Recently, I spent 6 days backpacking up and over massive peaks within California’s Sierra Nevada mountains. My trip was planned around the Waxing Gibbous phase of the moon to take advantage of moonlit, mountainous and alpine landscapes at high altitudes. From ~12,000-foot elevations, the stars glistened vividly, colorful, and radiant. Challenging daily thunderstorms seemed to follow me around every corner however, I was rewarded each cool night with a few moments of clear skies.
During the third night of the trip, I prepared a time-lapse to capture the moonset, followed by the Milky Way positioning itself behind a 12,700-foot mountain peak in the distance. In a rare stroke of luck, my camera captured an unmistakably massive meteor ‘Fireball’ entering our atmosphere. I thought the most impressive part of the image above was just how brilliant the meteor was. The explosion was so bright it briefly illuminated the entire landscape so I estimated it was -10 magnitude.

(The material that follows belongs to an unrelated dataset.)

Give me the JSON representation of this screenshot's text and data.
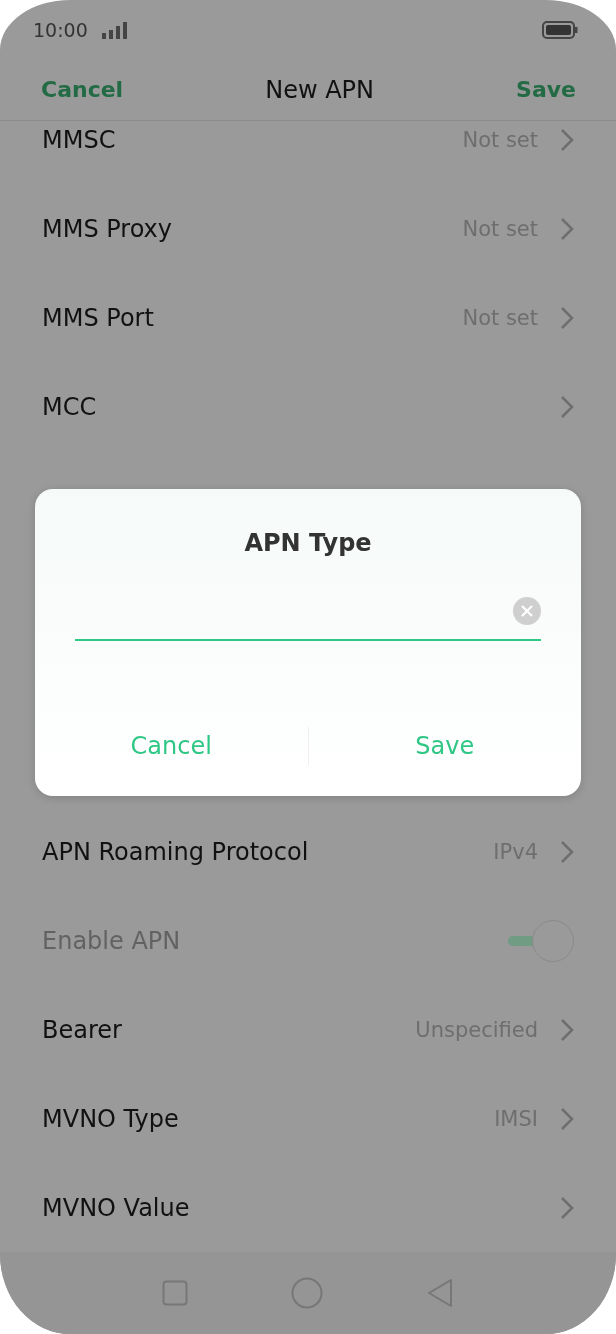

From my research, this meteor radiated from the area known to produce Alpha Capricornids meteors. According to The American Meteor Society (AMS), the Alpha Capricornids are active from July 11 through August with a peak time around July 29. This shower is not very strong and rarely produces a handful of meteors per hour. However, what is notable about this shower is the number of bright fireballs produced during its peak time of year. You can see the screenshot from Stellarium and the Alpha Capricornids radiant area HERE.
Even more rare, this bright smoldering fireball actually produced what’s known as a ‘persistent train.’ My favorite astronomer, Phil Plait, best describes what happens when persistent trains are produced:
“As a meteoroid (the actual solid chunk of material) blasts through the air, it ionizes the gases, stripping electrons from their parent atoms. As the electrons slowly recombine with the atoms, they emit light — this is how neon signs glow, as well as giant star-forming nebulae in space. The upper-level winds blowing that high (upwards of 100 km/60 miles) create the twisting, fantastic shapes in the train.”
The illustration above shows a comparison of the scene before and during the fireball.